By the way, Doyle is a fantastic character (one of these days I'll re-read and review "Perfect Pitch", because it's one of my favourite stories of yours, which is saying something!); he seems to get all the best lines :o) I mean, I really can't decide between "My dear man, (...) I can't even get a decent English pronunciation out of them. What possible hope do I have with French?" and "My dear Langenscheidt, music has no nationality. (...) I assure you, we are not at war with Bach, and there are no rules, as far as I know, against singing his music in camp." A great answer, truly worthy of a musician :o)

The ending, with the double-edged hope, is as sad as it is sweet.

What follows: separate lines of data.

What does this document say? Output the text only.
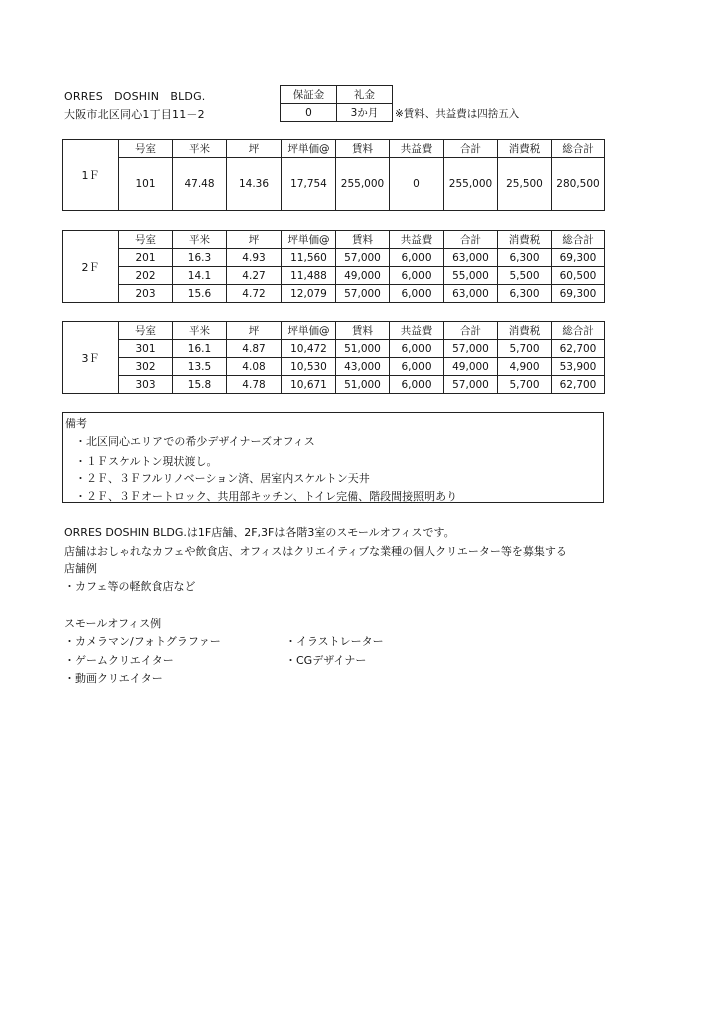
ORRES　DOSHIN　BLDG.
大阪市北区同心1丁目11－2
保証金	礼金
0	3か月 ※賃料、共益費は四捨五入
1Ｆ	号室	平米	坪	坪単価@	賃料	共益費	合計	消費税	総合計
	101	47.48	14.36	17,754	255,000	0	255,000	25,500	280,500
2Ｆ	号室	平米	坪	坪単価@	賃料	共益費	合計	消費税	総合計
	201	16.3	4.93	11,560	57,000	6,000	63,000	6,300	69,300
	202	14.1	4.27	11,488	49,000	6,000	55,000	5,500	60,500
	203	15.6	4.72	12,079	57,000	6,000	63,000	6,300	69,300
3Ｆ	号室	平米	坪	坪単価@	賃料	共益費	合計	消費税	総合計
	301	16.1	4.87	10,472	51,000	6,000	57,000	5,700	62,700
	302	13.5	4.08	10,530	43,000	6,000	49,000	4,900	53,900
	303	15.8	4.78	10,671	51,000	6,000	57,000	5,700	62,700
備考
・北区同心エリアでの希少デザイナーズオフィス
・１Ｆスケルトン現状渡し。
・２Ｆ、３Ｆフルリノベーション済、居室内スケルトン天井
・２Ｆ、３Ｆオートロック、共用部キッチン、トイレ完備、階段間接照明あり
ORRES DOSHIN BLDG.は1F店舗、2F,3Fは各階3室のスモールオフィスです。
店舗はおしゃれなカフェや飲食店、オフィスはクリエイティブな業種の個人クリエーター等を募集する
店舗例
・カフェ等の軽飲食店など
スモールオフィス例
・カメラマン/フォトグラファー
・ゲームクリエイター
・動画クリエイター
・イラストレーター
・CGデザイナー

Poor Schultz. Have you decided whether Friedrich is alive or not? I know I hope so :/
konarciq chapter 2 . 12/25/2011
Very poignant. Especially loved the opening scene. And the closing scene. And you're right: this does need a follow-up!

Oddly enough, two quotes in this solemn story made me chuckle:

"My dear Langenscheidt, music has no nationality. I assure you, we are not at war with Bach."

And a budding classic from Hogan: "Every tradition's got to start somewhere."

So true...

Nice to see Doyle again, too!
80sarcades chapter 2 . 12/25/2011
Beautiful. Hogan's reactions were perfect; the inner agony suffered by Schultz was plainly evident. I could only hope that our favorite Sergeant would eventually receive good news...unlikely though it may be. Great chapter!
St PA chapter 2 . 12/24/2011
May I amend my greeting - Merry Christmas to you and all the other authors!
St PA chapter 2 . 12/24/2011
Merry Christmas!
ColHogan chapter 2 . 12/24/2011
This story can't be marked complete! It just can't! It's a beautiful story that needs at least an epilogue or 1 more chapter so we know what, if anything, Hogan found out. Even if the ending is an unhappy Hogan is right. Schultz should go home and be with his wife, especially now. And your portrayal of Schultz is excellent because I can picture him acting just like that as well as Hogan's reaction when Schultz asks for a favor after Hogan thinks three of his men were put on report.
smithcrafter chapter 2 . 12/24/2011
Good story so far. Different. Although I'll admit I'm NOT looking forward to the ending since I saw the warning about no HAPPY endings.
sarajm chapter 2 . 12/24/2011
What a beautiful melancholy and touching chapter. I know and love all of those carols (well, the standard versions anyway) so it was a nice musical backdrop for this.
Six of Twelve chapter 2 . 12/24/2011
Poor Schultz, with a heavy heart of almost unbearable grief. Yes, he should go home to his Gretchen for Christmas so at least they can be together at this time.

I liked Newkirk's filks - people have always liked making up their own words for songs.

I hope that Schultz will get some kind of closure soon.
Snooty chapter 2 . 12/24/2011
So beautiful, but so sad
Sgt. Moffitt chapter 2 . 12/24/2011
Ah, my heart is breaking for poor Schultz. Hope is indeed the heaviest burden of all.

I loved the way you introduced the German carols that are also sung in English; it really establishes a common bond between the men in camp, prisoner and guard alike.

And it was wonderful to see Lieutenant Doyle again as well! His conversation with Langenscheidt was so real, I could believe he had actually been a character on the show.

Thanks so much, as always, for the musical references. I've had the pleasure of hearing them all this Christmas season.